Watters' cousin, Jason Michaels, played in the major leagues.

===Justin Yeager===

Justin Richard Yeager (born January 20, 1998) is an American professional baseball pitcher in the Tampa Bay Rays organization.

Yeager attended Plainfield North High School and Southern Illinois University, where he played college baseball for the Southern Illinois Salukis. The Atlanta Braves selected Yeager in the 33rd round (997th overall) of the 2019 Major League Baseball draft.
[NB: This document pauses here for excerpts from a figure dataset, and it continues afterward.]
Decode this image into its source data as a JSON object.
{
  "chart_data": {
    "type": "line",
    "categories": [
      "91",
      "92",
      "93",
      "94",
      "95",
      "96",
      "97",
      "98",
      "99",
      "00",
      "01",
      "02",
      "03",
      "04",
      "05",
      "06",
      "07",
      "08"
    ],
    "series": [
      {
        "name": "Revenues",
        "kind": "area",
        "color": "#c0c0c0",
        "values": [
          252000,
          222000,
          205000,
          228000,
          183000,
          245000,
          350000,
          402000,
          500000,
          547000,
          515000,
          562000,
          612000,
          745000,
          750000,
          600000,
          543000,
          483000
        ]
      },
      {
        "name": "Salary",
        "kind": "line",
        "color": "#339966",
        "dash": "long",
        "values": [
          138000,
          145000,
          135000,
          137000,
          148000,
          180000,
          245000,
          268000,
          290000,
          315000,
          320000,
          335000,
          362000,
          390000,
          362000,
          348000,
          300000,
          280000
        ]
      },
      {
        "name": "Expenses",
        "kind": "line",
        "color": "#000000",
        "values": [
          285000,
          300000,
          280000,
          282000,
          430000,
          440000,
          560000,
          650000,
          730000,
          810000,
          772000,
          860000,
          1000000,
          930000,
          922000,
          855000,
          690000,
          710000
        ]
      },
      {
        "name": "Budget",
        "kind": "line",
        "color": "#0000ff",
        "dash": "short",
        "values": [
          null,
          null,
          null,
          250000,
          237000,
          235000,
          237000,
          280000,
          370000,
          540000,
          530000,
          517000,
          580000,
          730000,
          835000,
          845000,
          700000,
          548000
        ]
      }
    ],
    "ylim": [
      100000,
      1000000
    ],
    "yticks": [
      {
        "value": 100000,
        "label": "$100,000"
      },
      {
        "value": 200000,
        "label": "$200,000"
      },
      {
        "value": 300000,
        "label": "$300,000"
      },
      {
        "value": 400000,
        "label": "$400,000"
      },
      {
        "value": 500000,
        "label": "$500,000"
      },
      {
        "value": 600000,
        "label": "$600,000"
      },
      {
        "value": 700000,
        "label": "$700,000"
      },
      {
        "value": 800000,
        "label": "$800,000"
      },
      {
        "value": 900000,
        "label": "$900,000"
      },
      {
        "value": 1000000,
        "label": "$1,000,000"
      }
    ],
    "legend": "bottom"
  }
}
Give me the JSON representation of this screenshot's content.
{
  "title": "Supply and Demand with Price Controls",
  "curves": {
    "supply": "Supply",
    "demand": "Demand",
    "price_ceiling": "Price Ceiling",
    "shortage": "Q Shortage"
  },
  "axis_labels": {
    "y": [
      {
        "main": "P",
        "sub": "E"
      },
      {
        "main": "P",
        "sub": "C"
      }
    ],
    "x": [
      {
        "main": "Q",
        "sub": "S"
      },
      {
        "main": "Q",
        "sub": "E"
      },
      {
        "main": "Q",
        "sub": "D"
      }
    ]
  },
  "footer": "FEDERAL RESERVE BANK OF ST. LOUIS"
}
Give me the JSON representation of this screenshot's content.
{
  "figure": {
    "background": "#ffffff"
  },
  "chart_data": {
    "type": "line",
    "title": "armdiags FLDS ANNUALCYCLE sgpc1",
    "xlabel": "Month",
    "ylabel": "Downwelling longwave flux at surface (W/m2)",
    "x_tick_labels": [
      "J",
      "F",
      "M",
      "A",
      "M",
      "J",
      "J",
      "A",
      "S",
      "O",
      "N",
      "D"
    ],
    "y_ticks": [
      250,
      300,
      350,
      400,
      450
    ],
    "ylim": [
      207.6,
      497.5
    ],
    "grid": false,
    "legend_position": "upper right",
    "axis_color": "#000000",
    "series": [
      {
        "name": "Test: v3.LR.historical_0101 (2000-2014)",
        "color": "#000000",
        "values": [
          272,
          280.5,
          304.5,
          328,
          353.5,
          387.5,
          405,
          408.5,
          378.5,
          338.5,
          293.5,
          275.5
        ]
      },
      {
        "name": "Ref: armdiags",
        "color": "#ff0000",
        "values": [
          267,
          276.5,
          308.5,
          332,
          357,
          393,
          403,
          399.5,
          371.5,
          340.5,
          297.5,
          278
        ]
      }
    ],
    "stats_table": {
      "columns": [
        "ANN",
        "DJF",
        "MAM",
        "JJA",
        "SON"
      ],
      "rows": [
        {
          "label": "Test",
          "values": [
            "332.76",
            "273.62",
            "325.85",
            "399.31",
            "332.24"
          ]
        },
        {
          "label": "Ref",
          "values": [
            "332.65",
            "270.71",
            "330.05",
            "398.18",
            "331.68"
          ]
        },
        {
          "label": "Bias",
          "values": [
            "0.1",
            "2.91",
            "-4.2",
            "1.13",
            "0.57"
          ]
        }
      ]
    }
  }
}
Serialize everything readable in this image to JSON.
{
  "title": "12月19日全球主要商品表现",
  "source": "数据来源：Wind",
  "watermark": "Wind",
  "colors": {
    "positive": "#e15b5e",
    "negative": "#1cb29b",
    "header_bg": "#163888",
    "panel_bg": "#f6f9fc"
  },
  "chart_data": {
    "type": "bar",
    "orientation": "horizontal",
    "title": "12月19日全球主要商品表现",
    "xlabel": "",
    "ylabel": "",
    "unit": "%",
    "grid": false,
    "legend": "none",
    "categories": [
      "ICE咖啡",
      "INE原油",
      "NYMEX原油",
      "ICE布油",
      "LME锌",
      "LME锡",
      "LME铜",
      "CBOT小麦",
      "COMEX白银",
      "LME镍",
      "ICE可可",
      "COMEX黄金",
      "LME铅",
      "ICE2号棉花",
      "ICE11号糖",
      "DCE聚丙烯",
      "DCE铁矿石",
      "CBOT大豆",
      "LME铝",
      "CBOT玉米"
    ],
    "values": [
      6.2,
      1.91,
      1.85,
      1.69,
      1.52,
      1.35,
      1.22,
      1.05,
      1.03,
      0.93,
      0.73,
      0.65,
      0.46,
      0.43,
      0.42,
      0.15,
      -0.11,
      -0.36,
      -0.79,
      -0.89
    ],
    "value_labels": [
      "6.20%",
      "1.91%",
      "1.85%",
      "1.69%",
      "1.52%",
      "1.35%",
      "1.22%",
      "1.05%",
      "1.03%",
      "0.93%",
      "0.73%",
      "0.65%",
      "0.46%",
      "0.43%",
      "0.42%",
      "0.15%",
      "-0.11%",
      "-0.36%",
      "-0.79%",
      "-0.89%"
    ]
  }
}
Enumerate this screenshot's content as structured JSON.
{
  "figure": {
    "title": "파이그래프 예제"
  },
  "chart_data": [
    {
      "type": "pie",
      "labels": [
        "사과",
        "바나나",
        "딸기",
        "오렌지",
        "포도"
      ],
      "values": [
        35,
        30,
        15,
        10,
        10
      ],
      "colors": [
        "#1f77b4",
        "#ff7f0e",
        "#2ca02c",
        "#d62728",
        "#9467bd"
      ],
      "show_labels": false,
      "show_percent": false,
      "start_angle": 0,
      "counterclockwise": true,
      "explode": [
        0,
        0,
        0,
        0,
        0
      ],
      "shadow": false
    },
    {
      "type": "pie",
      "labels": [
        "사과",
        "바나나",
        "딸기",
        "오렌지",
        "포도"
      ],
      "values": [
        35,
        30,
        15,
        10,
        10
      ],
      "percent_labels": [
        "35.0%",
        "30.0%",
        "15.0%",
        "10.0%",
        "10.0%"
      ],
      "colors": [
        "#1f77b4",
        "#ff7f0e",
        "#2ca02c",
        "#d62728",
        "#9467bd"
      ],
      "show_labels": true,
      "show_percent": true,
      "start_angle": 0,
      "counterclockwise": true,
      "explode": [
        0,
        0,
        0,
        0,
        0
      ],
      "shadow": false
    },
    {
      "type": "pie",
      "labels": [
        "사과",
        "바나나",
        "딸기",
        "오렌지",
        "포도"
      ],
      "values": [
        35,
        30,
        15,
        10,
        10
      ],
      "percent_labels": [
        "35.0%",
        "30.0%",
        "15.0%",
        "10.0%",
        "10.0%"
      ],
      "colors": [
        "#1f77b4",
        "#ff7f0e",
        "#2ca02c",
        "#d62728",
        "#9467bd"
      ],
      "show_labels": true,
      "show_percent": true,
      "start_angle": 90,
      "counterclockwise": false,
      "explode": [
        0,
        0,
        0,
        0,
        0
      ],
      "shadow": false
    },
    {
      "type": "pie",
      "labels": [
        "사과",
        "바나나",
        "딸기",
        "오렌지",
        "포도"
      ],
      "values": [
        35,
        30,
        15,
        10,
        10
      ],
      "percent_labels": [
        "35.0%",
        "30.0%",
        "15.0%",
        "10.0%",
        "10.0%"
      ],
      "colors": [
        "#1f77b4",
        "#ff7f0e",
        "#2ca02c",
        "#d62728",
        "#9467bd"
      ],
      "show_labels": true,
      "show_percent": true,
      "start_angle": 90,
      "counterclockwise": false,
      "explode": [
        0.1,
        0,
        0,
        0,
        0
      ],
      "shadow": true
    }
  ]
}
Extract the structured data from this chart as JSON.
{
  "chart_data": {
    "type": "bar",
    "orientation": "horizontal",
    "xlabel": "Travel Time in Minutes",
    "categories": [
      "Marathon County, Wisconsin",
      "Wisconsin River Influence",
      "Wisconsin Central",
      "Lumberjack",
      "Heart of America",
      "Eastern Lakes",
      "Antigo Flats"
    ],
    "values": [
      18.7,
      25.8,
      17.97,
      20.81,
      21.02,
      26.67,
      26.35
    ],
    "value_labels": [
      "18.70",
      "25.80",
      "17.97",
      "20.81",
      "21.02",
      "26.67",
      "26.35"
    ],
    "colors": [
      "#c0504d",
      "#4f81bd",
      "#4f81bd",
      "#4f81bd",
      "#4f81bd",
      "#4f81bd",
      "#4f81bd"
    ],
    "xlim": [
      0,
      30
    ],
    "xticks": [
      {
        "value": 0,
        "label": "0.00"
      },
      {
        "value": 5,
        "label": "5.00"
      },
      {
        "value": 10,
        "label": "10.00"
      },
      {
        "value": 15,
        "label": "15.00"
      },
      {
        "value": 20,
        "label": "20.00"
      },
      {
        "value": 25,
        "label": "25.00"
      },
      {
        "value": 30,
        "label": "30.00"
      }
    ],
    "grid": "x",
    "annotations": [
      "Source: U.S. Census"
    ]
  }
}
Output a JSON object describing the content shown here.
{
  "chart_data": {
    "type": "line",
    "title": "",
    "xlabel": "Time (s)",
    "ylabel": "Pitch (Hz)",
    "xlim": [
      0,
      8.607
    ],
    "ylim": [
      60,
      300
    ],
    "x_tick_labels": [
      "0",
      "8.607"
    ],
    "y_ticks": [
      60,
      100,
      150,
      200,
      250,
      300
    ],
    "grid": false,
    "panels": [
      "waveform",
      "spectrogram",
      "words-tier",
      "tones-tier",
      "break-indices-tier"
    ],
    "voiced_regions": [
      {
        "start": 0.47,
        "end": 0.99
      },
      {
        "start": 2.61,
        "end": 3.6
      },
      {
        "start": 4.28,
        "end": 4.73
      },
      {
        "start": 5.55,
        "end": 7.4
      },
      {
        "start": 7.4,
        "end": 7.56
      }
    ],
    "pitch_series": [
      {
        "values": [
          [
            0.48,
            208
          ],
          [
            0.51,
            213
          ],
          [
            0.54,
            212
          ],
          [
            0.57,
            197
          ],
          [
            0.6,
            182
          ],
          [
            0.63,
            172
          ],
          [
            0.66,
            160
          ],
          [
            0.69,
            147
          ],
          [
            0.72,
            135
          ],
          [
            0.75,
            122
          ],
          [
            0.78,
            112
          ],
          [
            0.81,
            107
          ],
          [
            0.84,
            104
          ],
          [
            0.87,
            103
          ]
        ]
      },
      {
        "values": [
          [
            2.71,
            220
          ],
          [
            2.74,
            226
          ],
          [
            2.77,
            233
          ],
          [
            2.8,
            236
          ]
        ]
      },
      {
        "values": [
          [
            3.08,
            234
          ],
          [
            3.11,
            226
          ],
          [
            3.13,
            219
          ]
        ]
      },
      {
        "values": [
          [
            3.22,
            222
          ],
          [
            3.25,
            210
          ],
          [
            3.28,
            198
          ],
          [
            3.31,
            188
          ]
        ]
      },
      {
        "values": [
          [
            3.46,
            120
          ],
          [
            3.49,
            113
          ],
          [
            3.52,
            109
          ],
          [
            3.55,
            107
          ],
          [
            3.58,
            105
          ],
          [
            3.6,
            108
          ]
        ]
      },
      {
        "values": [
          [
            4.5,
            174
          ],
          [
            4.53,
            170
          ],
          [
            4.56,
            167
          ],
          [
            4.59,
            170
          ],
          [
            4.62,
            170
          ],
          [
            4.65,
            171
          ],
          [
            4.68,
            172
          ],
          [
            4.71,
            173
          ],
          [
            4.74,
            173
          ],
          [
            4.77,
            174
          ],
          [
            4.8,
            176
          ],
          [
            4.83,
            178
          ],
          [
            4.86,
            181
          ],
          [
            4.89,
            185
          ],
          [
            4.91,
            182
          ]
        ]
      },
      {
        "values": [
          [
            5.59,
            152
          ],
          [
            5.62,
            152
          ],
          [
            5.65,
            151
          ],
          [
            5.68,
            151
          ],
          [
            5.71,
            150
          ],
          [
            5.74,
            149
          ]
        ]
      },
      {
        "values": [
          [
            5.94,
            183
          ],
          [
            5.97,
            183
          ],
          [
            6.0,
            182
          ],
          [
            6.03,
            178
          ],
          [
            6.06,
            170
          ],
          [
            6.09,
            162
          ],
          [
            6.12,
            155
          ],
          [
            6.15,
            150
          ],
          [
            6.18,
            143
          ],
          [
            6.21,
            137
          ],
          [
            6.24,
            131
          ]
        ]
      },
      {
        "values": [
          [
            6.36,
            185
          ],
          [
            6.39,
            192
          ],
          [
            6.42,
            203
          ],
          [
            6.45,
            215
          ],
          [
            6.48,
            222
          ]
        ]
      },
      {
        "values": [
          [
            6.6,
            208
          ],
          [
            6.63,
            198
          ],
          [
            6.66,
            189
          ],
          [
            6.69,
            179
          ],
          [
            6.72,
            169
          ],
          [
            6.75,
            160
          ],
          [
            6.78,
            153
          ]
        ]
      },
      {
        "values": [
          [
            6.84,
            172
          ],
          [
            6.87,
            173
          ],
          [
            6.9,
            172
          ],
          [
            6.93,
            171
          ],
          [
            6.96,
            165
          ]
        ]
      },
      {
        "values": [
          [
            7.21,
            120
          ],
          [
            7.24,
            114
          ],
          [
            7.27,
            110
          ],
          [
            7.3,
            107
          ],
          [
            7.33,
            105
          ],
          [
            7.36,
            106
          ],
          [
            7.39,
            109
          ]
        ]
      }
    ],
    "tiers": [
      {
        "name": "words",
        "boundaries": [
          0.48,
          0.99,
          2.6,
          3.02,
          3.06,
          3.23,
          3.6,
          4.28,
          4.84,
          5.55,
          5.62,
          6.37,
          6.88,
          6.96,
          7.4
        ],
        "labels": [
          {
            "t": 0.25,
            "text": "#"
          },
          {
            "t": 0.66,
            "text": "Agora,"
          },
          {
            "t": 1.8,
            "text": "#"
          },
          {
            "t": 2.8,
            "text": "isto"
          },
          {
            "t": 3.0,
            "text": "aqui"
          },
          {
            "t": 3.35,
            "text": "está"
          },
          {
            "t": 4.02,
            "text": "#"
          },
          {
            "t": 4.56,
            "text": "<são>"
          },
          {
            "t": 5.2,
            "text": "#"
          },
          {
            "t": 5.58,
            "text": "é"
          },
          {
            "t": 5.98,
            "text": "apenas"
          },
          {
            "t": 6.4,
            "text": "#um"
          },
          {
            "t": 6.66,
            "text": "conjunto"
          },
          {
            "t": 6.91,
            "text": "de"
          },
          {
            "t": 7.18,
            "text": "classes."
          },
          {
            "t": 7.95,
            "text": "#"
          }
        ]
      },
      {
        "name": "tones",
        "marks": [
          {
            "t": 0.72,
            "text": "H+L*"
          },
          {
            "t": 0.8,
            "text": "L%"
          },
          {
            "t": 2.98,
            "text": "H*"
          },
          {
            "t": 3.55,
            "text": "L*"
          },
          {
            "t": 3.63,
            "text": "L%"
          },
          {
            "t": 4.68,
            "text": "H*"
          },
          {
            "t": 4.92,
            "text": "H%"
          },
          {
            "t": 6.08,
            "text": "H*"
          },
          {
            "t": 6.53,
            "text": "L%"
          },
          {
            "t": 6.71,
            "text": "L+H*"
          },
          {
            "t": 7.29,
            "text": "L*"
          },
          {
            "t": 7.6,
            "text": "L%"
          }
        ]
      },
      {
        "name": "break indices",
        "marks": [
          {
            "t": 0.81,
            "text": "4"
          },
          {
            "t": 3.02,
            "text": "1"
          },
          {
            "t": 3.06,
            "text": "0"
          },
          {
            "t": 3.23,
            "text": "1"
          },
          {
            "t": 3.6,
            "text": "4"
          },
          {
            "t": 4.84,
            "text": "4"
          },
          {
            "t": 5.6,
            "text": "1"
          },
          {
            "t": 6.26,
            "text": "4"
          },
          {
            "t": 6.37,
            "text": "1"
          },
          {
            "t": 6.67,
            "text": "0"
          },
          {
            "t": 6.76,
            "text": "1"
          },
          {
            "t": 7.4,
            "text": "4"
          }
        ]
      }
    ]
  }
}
He split his first professional season between the rookie-level Gulf Coast League Braves and Danville Braves. Yeager did not play in a game in 2020 due to the cancellation of the minor league season because of the COVID-19 pandemic.

Yeager returned to action in 2021 with the Single-A Augusta GreenJackets and High-A Rome Braves. In 30 appearances for the two affiliates, he posted a cumulative 7-3 record and 2.93 ERA with 60 strikeouts and five saves over 40 innings of work. Yeager split the 2022 season between Rome and the Double-A Mississippi Braves, accumulating a 1-0 record and 3.10 ERA with 81 strikeouts and nine saves across 49 relief appearances.

On December 12, 2022, the Braves sent Yeager to the Milwaukee Brewers in a three-team trade in which the Braves acquired Sean Murphy, the Brewers also acquired William Contreras, and Joel Payamps, and the Athletics acquired Manny Piña, Esteury Ruiz, Kyle Muller, Freddy Tarnok, and Royber Salinas. Yeager made three scoreless appearances for the Double-A Biloxi Shuckers in 2023, but missed the majority of the season due to an injury.

Yeager returned to Biloxi in 2024, compiling a 3-6 record and 3.88 ERA with 56 strikeouts and 20 saves in 51 innings pitched across 47 appearances out of the bullpen. He made 49 appearances split between Biloxi and the Triple-A Nashville Sounds in 2025, registering a cumulative 3-3 record and 2.04 ERA with 50 strikeouts and 10 saves across 57 1/3 innings pitched. Yeager elected free agency following the season on November 6, 2025.

On February 4, 2026, Yeager signed a minor league contract with the San Diego Padres. In 33 games of relief he threw 45.1 innings struggling mightily going 1-5 with a 8.74 ERA, 39 strikeouts and one save. He was released on August 1.

On August 5, 2026, Yeager signed a minor league contract with the Tampa Bay Rays.